1. Parliament gains power in England: The___Tudor______Monarchs worked with Parliament (especially King Henry VIII who had 6 wives and his youngest daughter Elizabeth I).

2. But then the Stuart Monarchs, starting with ______James I______clash with Parliament. He lectured the idea of the king having divine right and found himself involved in religious disputes.

3. His son, ______Charles I______, behaved like an absolute monarch and ignored the signed Petition of Right which prohibited the king from raising taxes without Parliament consent or jailing anyone without legal justification. The ____English Civil War______that followed lasted from 1642-1651. It was the Cavaliers, supporters of King Charles I vs.the Roundheads lead by Parliament and _____Oliver Cromwell______. The Cavaliers were defeated and the king was ___executed______. It was the first time a king was executed by his own people.

4. England’s _____kingless decade____ ended when Cromwell died and the monarchy was restored with Charles II.
Charles’s Catholic brother, James II, inherited the throne but caused problems with Parliament and the church. Parliament invited James’s Protestant daughter, Mary, and her husband William to become rulers of England. James II fled and this bloodless transfer of power became known as the _____Glorious Revolution______.

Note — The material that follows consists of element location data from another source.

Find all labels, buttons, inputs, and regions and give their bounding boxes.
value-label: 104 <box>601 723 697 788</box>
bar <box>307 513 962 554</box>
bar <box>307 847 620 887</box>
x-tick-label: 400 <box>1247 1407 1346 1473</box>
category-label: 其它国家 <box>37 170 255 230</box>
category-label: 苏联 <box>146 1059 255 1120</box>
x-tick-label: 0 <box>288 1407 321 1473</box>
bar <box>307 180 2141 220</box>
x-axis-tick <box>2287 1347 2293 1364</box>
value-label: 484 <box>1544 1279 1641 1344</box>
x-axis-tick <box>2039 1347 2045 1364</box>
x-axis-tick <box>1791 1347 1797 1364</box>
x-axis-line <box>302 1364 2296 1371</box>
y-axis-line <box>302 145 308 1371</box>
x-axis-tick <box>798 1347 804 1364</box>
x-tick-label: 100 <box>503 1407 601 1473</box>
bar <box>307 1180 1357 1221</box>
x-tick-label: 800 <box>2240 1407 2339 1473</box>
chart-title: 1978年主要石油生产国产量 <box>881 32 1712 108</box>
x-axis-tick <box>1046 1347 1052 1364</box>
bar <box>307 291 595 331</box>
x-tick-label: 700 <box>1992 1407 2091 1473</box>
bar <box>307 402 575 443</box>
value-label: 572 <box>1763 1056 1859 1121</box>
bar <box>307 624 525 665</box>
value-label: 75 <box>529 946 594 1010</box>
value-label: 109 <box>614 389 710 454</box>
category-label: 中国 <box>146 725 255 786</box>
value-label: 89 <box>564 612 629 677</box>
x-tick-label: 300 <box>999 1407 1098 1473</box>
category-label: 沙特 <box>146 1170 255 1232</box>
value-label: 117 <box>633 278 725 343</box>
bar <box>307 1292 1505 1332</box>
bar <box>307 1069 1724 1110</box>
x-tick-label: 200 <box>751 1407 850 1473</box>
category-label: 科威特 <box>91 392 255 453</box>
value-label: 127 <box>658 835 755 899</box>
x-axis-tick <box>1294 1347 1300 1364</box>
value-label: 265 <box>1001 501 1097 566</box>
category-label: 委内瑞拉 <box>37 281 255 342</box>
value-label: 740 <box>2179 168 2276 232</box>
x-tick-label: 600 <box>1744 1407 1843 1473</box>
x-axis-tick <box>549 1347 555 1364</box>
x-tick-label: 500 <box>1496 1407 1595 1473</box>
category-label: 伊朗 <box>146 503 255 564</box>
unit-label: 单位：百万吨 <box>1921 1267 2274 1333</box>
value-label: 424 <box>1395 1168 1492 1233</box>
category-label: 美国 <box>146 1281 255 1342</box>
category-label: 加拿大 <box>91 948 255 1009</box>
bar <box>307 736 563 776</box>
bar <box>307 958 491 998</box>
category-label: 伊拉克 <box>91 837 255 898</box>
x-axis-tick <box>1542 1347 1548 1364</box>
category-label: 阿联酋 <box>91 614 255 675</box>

5. Before they were crowned they had to accept the ______English Bill of Rights_____passed by Parliament in 1689. This gave Parliament power over the monarchy and granted many rights to the citizens (trial by jury and no cruel punishments). This turned England into a ______limited monarchy______. With time it will evolve into a constitutional government with political parties, a cabinet system, and prime minister.

6. The ___Enlightenment_____is the period during the 1600s and 1700s in which educated Europeans changed their outlook on life by seeing reason as the key to human progress. It is also known as the ____Age of Reason____.

7. Philosophers wanted to use newly developed ideas about natural laws and reason of the Scientific Revolution for problems in ______government and society______.

8. Many of these thinkers questioned the belief in the divine right of kings and stressed ______individual rights______that governments should respect. Many also felt that people should have a say in their government.

9. Enlightenment ideas about government can be found in our ______Declaration of Independence_____
and_____Constitution______.

10. ____Thomas Hobbes______believed people are naturally selfish and greedy therefore people enter into a social contract because only a powerful ____government______could keep order.

11. _____John Locke______believed the purpose of government was to protect the people’s natural rights. His ideas can be found in the ______Declaration of Independence______.

12. ______Denis Diderot______edited and published the Encyclopedia to “change the general way of thinking.”

13. ______Voltaire______defended freedom of thought. He said: “My trade is to say what I think.”

14. ______Montesquieu______advocated the idea of separation of powers in government.

15. ______Rousseau______promoted the idea that people in their natural state were essentially good but their innocence was corrupted by the evils of society.

16. ______Mary Wollstonecraft______argued that women deserved the same rights and opportunities as men and inspired many later leaders of the women’s rights movement in America.